The Caste System in School

As much as I complain about my students, they really surprise me, and today we took that Marxism discussion even further as we compared the characters in three textx by talking about how their class levels influence their actions.

The first story is Born Worker, by Gary Soto, where we meet young Jose and his cousin Arnie. Jose is poor and Arnie is middle class and the rich cousin talks the poor cousin into a get-rich-quick scheme that will inevitably leave Arnie on top. As the story progresses we fall in love with Jose who is a strong worker, takes pride in his work, and who does Arnie’s jobs without complaint. Arnie, on the other hand, is lazy and mopes around complaining about the work while doing nothing. In the end, one of their jobs leaves an old man hurt and bleeding and Jose saves the day, but when the cops show up Arnie takes all the credit, and Jose walks away without saying a word because he knows he’s stuck in his class level and can never move out.

It’s fitting Jose feels this way because that’s how the caste system (the kids described earlier) works, and it’s often how real life turns out. The people who make themselves look important are the people who excel in life. Those who do all the grunt work do so without complaint, and are often left in the dust.

Then we read the poem “Oranges”, also by Gary Soto, where we meet a boy and a girl, both from different backgrounds and yet they make it work. They don’t succumb to the pressures of others to fit within their classes; they just igfnore all that stuff and go for love instead.
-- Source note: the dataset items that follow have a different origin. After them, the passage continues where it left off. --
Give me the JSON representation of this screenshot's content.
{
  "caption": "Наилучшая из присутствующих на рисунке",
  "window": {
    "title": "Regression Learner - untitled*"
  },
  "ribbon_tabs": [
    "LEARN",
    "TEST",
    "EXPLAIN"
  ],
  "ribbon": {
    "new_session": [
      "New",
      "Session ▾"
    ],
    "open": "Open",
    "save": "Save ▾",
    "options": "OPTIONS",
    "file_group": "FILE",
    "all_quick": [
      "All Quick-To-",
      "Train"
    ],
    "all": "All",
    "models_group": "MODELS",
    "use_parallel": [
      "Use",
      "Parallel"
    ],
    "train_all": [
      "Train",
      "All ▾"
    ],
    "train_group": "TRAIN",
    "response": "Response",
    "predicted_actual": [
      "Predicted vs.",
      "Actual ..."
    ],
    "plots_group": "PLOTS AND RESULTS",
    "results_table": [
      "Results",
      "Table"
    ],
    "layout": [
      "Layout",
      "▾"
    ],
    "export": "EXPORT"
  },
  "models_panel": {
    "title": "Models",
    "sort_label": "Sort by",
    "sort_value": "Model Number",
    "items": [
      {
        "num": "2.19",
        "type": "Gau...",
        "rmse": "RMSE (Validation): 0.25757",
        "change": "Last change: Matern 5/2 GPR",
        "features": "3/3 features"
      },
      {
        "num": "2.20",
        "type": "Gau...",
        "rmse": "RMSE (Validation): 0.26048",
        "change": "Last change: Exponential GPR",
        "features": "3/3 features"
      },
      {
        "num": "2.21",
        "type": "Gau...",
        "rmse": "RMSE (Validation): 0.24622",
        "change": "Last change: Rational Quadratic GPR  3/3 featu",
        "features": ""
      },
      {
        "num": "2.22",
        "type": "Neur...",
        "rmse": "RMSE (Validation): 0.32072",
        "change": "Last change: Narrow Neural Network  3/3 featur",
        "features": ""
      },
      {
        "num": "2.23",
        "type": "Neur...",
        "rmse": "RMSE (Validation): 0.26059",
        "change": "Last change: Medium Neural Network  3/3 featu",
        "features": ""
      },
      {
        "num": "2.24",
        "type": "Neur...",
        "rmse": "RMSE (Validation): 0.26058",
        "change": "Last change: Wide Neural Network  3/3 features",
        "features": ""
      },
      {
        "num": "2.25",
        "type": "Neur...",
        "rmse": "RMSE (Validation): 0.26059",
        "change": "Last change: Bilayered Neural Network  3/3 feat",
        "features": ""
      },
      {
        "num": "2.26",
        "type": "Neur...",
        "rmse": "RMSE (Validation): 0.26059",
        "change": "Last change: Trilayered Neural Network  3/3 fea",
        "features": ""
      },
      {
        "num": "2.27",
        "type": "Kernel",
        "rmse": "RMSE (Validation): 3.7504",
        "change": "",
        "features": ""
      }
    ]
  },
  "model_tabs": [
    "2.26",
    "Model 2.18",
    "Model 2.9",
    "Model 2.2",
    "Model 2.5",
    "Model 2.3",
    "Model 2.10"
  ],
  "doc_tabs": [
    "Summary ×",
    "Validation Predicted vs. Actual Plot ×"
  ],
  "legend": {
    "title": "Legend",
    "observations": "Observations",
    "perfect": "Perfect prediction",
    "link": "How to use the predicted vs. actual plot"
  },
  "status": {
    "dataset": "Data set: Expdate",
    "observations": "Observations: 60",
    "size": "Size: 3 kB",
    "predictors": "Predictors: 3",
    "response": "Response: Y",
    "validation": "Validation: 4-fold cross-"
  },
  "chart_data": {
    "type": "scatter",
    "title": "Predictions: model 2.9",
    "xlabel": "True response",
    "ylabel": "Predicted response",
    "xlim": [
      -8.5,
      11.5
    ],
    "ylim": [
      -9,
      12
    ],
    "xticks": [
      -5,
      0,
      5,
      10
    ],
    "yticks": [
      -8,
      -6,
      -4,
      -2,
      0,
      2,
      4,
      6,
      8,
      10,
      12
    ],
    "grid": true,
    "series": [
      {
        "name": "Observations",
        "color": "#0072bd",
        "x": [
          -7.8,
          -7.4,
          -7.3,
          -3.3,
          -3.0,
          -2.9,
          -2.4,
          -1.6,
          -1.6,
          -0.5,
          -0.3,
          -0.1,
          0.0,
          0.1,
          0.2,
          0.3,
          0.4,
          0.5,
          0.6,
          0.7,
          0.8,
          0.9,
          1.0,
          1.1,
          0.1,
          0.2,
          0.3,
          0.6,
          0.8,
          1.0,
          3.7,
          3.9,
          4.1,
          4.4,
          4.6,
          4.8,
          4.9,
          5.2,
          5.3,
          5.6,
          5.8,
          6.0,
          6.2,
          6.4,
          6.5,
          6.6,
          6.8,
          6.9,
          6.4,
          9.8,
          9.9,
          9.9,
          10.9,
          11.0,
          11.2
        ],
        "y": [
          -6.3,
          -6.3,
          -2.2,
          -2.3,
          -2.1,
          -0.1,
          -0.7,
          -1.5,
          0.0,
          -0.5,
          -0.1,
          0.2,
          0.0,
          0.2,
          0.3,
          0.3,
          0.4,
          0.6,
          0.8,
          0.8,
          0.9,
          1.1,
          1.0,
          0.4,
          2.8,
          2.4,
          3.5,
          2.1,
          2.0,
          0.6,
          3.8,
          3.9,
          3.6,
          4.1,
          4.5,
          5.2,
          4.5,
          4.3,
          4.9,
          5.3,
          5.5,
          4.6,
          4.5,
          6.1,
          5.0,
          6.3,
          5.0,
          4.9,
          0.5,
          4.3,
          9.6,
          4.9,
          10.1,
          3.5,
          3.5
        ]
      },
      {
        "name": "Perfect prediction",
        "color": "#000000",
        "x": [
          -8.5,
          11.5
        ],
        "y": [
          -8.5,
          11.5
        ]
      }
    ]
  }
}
And we finally finished with a reading of the short story “Checkouts”, by Cynthia Rylant, about a rich girl who moves to a new town and falls in love with the local bagboy at the grocery store. Again, we’re confronted with kids from different class levels, but this time love does not win out. As a matter of fact, we notice that the girl chooses her class level over love, while the boy searches furtively to move up the social ladder.